I recently started a new side project create-app, to generate an entire web app from data models.
And I ran into a familiar problem and wanted to share my solution.
Problem
Even though JavaScript is single threaded it is still possible to have race conditions. Two bits of async code can compete for the same resources.
This is precisely the problem I have.
EEXIST: file already exists, mkdir 'video-game-app/src/api'
and this error is happening here
if (!(await dirExists(dest))) {
await fs.mkdir(dest);
}
it checks to see if the directory already exists, if not it creates it. But our code is asynchronous so we end up trying to make a directory that already exists.
If you are familiar with threads this likely feels familiar.
Options
There are a few ways to solve this type of problem
- We could make the code less async (where is the fun in this?)
- We could make sure our code executes all together (not really an option here, but if dirExists were sync we wouldn’t have an issue.)

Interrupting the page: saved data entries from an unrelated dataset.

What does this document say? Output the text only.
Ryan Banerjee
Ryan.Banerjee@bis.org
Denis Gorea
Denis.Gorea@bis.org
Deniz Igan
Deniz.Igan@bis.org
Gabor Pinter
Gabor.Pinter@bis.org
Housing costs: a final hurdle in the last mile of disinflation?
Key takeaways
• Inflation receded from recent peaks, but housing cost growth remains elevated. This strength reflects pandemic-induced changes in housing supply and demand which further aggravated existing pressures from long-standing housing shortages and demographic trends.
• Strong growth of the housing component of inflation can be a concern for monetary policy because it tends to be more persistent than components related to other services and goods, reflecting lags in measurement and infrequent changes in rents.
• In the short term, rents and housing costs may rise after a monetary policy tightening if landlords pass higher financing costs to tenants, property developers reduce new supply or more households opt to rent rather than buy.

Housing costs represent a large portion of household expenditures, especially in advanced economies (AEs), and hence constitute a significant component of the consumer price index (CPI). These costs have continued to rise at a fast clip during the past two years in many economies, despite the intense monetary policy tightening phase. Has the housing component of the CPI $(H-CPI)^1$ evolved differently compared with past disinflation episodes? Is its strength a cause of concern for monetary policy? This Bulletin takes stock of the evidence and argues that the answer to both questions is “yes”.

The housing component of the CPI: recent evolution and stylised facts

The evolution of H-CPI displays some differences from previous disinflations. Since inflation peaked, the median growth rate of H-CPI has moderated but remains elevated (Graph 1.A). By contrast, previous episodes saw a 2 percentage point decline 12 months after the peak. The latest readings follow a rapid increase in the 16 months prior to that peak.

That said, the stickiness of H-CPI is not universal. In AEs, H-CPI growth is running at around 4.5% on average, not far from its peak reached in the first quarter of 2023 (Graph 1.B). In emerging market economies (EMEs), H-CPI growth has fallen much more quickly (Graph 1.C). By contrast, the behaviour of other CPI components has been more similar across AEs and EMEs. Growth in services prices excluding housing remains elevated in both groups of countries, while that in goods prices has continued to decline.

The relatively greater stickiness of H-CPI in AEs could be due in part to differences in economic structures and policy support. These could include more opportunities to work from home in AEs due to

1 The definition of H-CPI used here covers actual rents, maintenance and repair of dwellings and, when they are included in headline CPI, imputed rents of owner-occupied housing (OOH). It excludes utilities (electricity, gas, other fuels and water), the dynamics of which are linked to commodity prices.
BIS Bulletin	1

- We could use traditional methods like mutex/locks
- We can cache the promise (this is what I am going to do, I love this option)
Solution
async function mkdirAsyncSafeHelper(dir) {
if (!(await dirExists(dir))) {
return await fs.mkdir(dir);
}
}
const dirMap = {};
export async function mkdirAsyncSafe(dir) {
if (dirMap[dir]) {
return dirMap[dir];
}
const promise = mkdirAsyncSafeHelper(dir);
dirMap[dir] = promise;
return promise;
}
Why this works
This works by taking advantage of the core way that async functions work. Under the hood an async functions immediately returns a promise in the same execution, meaning mkdirAsyncSafeHelper returns a promise long before the file operations occur.
And we can cache this promise.
if (dirMap[dir]) {
return dirMap[dir];
}
checks to see if our async job is already created and if so it returns the existing promise.
This is what I love about this solution both places that are trying to make the same directory will wait on the same promise. In both cases the directory will exist before anything is added to the directory.
It is important that inside of mkdirAsyncSafeHelper we bundle our two async tasks. The promise that mkdirAsyncSafeHelper returns will resolve after we check to see if the directory exists and the creation of the directory.
This solution also takes advantage of the fact that js modules are singletons and stores the state in dirMap which remains in scope for the entire life of the module.
Additional take aways
Caching promises is a nice way to make code async safe. This same approach can be used on api calls. Identical api calls can return a single promise.